Methods: This is a retrospective cohort study performed at a tertiary referral hospital with 120 ICU beds. We only included patients who were 18 years or older at the time of admission and who stayed in the medical or surgical ICU. Patients were excluded if they lacked a Confusion Assessment Method for the ICU record from the day of ICU admission or if they had a positive Confusion Assessment Method for the ICU record at the time of ICU admission. The algorithm to predict delirium was developed using patient data from the first 2 years of the study period and validated using patient data from the last 6 months. Random forest (RF), Extreme Gradient Boosting (XGBoost), deep neural network (DNN), and logistic regression (LR) were used. The algorithms were externally validated using MIMIC-III data, and the algorithm with the largest area under the receiver operating characteristics (AUROC) curve in the external data set was named the PRIDE algorithm.

Results: A total of 37,543 cases were collected. After patient exclusion, 12,409 remained as our study population, of which 3816 (30.8%) patients experienced delirium incidents during the study period.
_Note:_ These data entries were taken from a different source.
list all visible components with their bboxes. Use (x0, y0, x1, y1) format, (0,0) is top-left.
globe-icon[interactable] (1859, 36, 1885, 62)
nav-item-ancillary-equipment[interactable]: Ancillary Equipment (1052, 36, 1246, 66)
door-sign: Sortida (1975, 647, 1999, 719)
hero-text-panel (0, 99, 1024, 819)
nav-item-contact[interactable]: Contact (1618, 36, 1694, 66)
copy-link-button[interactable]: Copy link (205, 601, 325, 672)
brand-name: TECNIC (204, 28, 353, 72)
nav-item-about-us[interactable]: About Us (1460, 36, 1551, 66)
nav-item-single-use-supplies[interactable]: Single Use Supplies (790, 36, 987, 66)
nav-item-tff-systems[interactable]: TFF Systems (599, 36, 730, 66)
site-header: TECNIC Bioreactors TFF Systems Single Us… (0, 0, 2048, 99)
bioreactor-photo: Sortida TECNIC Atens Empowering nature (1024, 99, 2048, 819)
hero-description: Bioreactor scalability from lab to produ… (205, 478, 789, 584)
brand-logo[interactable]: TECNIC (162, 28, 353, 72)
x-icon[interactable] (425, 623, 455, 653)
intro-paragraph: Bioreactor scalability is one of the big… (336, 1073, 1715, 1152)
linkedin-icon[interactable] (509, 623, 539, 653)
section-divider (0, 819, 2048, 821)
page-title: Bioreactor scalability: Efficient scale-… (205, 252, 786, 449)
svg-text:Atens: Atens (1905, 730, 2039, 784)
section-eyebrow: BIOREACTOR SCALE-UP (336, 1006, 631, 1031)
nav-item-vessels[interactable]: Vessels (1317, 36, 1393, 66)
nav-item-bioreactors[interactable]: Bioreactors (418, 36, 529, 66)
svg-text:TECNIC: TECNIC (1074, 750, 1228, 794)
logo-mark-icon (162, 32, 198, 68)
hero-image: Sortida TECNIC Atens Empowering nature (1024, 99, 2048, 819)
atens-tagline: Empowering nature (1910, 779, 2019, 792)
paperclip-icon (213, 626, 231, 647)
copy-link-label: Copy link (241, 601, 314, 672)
Based on the exclusion criteria, out of the 96,016 ICU admission cases in the MIMIC-III data set, 2061 cases were included, and 272 (13.2%) delirium incidents occurred. The average AUROCs and 95% CIs for internal validation were 0.916 (95% CI 0.916-0.916) for RF, 0.919 (95% CI 0.919-0.919) for XGBoost, 0.881 (95% CI 0.878-0.884) for DNN, and 0.875 (95% CI 0.875-0.875) for LR. Regarding the external validation, the best AUROC were 0.721 (95% CI 0.72-0.721) for RF, 0.697 (95% CI 0.695-0.699) for XGBoost, 0.655 (95% CI 0.654-0.657) for DNN, and 0.631 (95% CI 0.631-0.631) for LR. The Brier score of the RF model is 0.168, indicating that it is well-calibrated.

Conclusions: A machine learning approach based on electronic health record data can be used to predict delirium within 24 hours of ICU admission. RF, XGBoost, DNN, and LR models were used, and they effectively predicted delirium. However, with the potential to advise ICU physicians and prevent ICU delirium, prospective studies are required to verify the algorithm's performance.

Keywords: clinical prediction; delirium; electronic health record; intensive care unit; machine learning.